Various microseismic monitoring techniques are known, and it is also known to use microseismic signals to monitor hydraulic fracturing and waste re-injection. The seismic signals from these microseismic events can be detected and located in space using high bandwidth borehole sensors. Microseismic activity has been successfully detected and located in rocks ranging from unconsolidated sands, to chalks to crystalline rocks.
While VSPs and microseismic surveys can provide valuable information about a formation, it is necessary to derive the orientation and location of the seismic sensors that are deployed for acquiring measurement data. Knowing the receiver depths and positions and orientation of the sensors when the tool reaches its required acquisition position is a required parameter for the processing of seismic and microseismic data. The more accurately this position is determined, the better.
Positions of the receivers can be determined by comparing and correlating the length of the cable, or sensor signals down the well with a previously determined well profile, such as depth or Gamma Ray. Sometimes however, the well profile and depth are not well known and receiver positioning errors can be introduced, causing inaccurate mapping of seismic events.
The orientation of the multi-axis sensors in seismic and microseismic data acquisition is normally determined by firing a shot or producing an event at a known surface location or set of locations or at known depths in an adjacent monitor well. Note FIG. 7. The amplitude of arrival of the event at the multi-axis sensors is compared to the known location of the event. From this the orientation of the multi-axis sensors can be determined.

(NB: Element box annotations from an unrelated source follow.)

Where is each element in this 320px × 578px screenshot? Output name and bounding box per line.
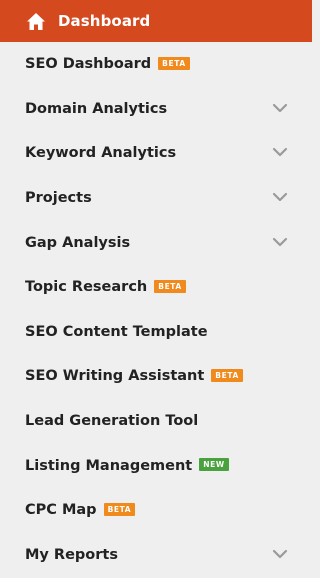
chevron-down-icon[interactable] bbox=[272, 549, 288, 559]
nav-item-label: SEO Dashboard bbox=[25, 56, 152, 73]
nav-item-label: Projects bbox=[25, 190, 92, 207]
nav-item-seo-dashboard[interactable]: SEO Dashboard BETA bbox=[0, 42, 312, 87]
nav-item-label: Listing Management bbox=[25, 457, 193, 474]
nav-item-label: My Reports bbox=[25, 546, 118, 563]
nav-item-label: SEO Content Template bbox=[25, 323, 208, 340]
nav-item-dashboard[interactable]: Dashboard bbox=[0, 0, 312, 42]
nav-item-label: Topic Research bbox=[25, 279, 148, 296]
beta-badge: BETA bbox=[158, 56, 190, 70]
nav-item-label: Gap Analysis bbox=[25, 234, 131, 251]
nav-item-keyword-analytics[interactable]: Keyword Analytics bbox=[0, 131, 312, 176]
nav-item-listing-management[interactable]: Listing Management NEW bbox=[0, 443, 312, 488]
nav-item-projects[interactable]: Projects bbox=[0, 176, 312, 221]
nav-item-my-reports[interactable]: My Reports bbox=[0, 533, 312, 578]
chevron-down-icon[interactable] bbox=[272, 147, 288, 157]
nav-item-label: Domain Analytics bbox=[25, 100, 168, 117]
home-icon bbox=[25, 11, 47, 31]
nav-item-seo-content-template[interactable]: SEO Content Template bbox=[0, 310, 312, 355]
nav-item-domain-analytics[interactable]: Domain Analytics bbox=[0, 87, 312, 132]
nav-item-seo-writing-assistant[interactable]: SEO Writing Assistant BETA bbox=[0, 354, 312, 399]
nav-item-cpc-map[interactable]: CPC Map BETA bbox=[0, 488, 312, 533]
nav-item-gap-analysis[interactable]: Gap Analysis bbox=[0, 220, 312, 265]
beta-badge: BETA bbox=[211, 368, 243, 382]
new-badge: NEW bbox=[199, 458, 229, 472]
nav-item-label: Keyword Analytics bbox=[25, 145, 177, 162]
beta-badge: BETA bbox=[154, 279, 186, 293]
nav-item-label: Dashboard bbox=[58, 12, 151, 30]
nav-menu: SEO Dashboard BETA Domain Analytics Keyword… bbox=[0, 42, 312, 577]
beta-badge: BETA bbox=[103, 502, 136, 516]
nav-item-label: Lead Generation Tool bbox=[25, 413, 199, 430]
nav-item-label: SEO Writing Assistant bbox=[25, 368, 205, 385]
nav-item-label: CPC Map bbox=[25, 502, 97, 519]
chevron-down-icon[interactable] bbox=[272, 237, 288, 247]
chevron-down-icon[interactable] bbox=[272, 192, 288, 202]
chevron-down-icon[interactable] bbox=[272, 103, 288, 113]
sidebar-nav: Dashboard SEO Dashboard BETA Domain Analyt… bbox=[0, 0, 312, 578]
nav-item-lead-generation-tool[interactable]: Lead Generation Tool bbox=[0, 399, 312, 444]
nav-item-topic-research[interactable]: Topic Research BETA bbox=[0, 265, 312, 310]
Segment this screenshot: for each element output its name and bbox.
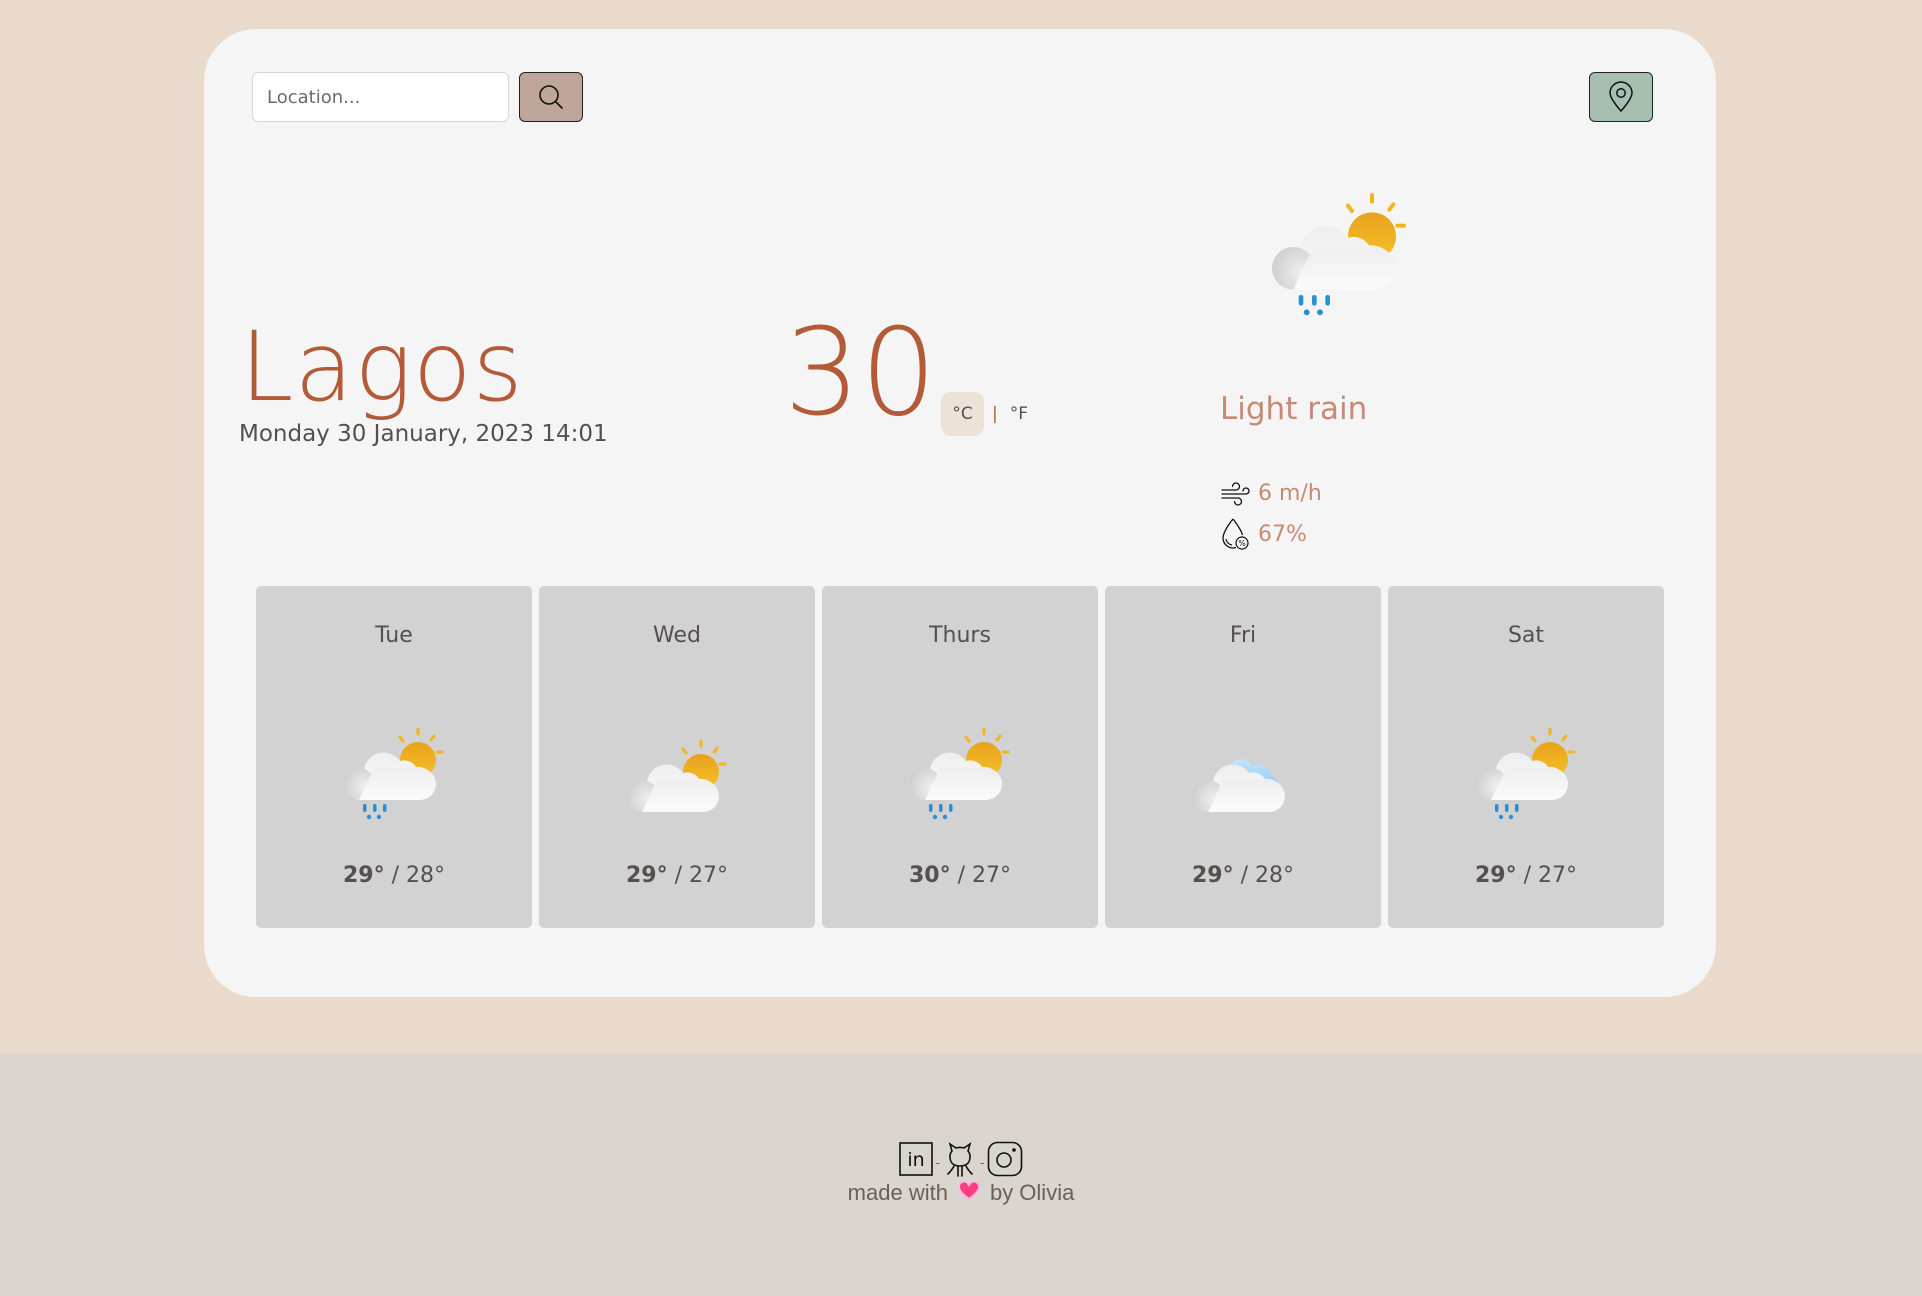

There is a need, however, for improving the currently available techniques for acquiring and processing such borehole measurements. The process of determining receiver orientations requires time and effort to produce the known shot locations. The time required to perform this process would be greatly reduced or even eliminated altogether if the orientation of the sensors were known during the deployment of the multi-axis receiver array. Furthermore, as discussed above, in some circumstances it is desirable to determine or confirm the well profile as the tools are deployed in the well.
The limitations of conventional borehole seismic techniques noted in the preceding are not intended to be exhaustive but rather are among many which may reduce the effectiveness of previously known borehole seismic methods and systems. The above should be sufficient, however, to demonstrate that borehole seismic techniques existing in the past will admit to worthwhile improvement.